As for whether the group is looking at any mergers and acquisitions with wellness centres or spas, Shin told StarBiz this is not in the pipeline for the company.
“We operate quite differently from places like that. For now, we are content with focusing on doing what we are good at, which is providing people a break or rest from their hectic lives no matter where they are.”
He also said the group has been minimally impacted by the ongoing global uncertainties. “Why we chose to list right now is because we feel it is time for us to move on to the next level. After recovering from the Covid-19 pandemic, we saw strong growth in 2024 and 2025.
“Our listing plans did not need to consider the global environment, but it was more of how we can plan internally. We saw that this was the right time,” he said.
Meanwhile, RNG Tech aims to raise RM16.4mil from its initial public offering (IPO) at 13 sen per share.
Upon listing on the ACE Market of Bursa Malaysia on July 7, 2026, the group is expected to have a market capitalisation of RM102.4mil. The IPO exercise entails a public issue of 126.1 million new ordinary shares, while the offer for sale consists of 78.8 million existing shares.
Of the RM16.4mil raised, 29.9% of proceeds from the public issue will be used to set up new stations and premium outlets, 13.3% will be allocated to refurbishing and upgrading existing outlets, and 18.3% is earmarked to repay borrowings.

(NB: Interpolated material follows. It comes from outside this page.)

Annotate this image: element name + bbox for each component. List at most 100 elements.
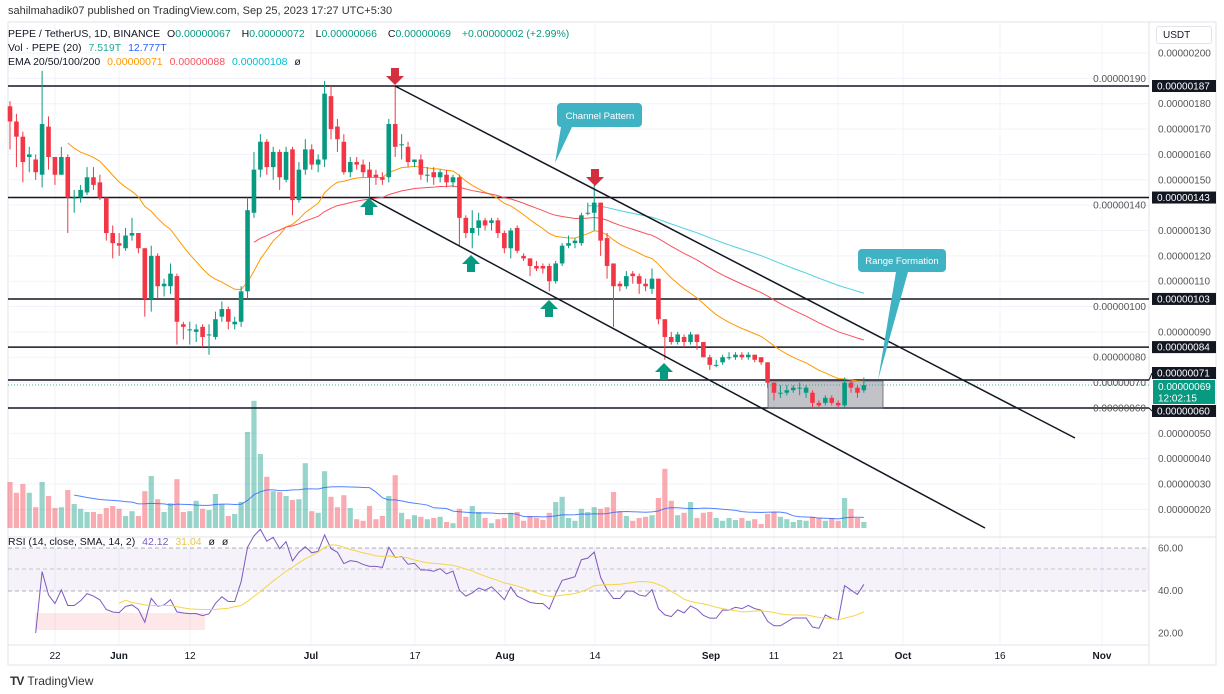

Another RM4.2mil is allocated for listing expenses, while the remainder is for marketing expenses and working capital.
M&A Securities Sdn Bhd is the adviser, sponsor, underwriter and placement agent for the IPO. Separately, the group registered a revenue of RM16.9mil for the first quarter ended March 31, 2026, and a net profit of RM3.4mil.
Shin said earnings in 2025 were lower than the year before due to its regional expansion, which required up-front heavy capital investment.
“Going into Brunei, Thailand and Cambodia incurred some losses, but we are positive on the trajectory in those countries,” he noted. On its planned 30% dividend policy, Shin said the group remains committed to fulfilling that regardless of what its earnings might look like.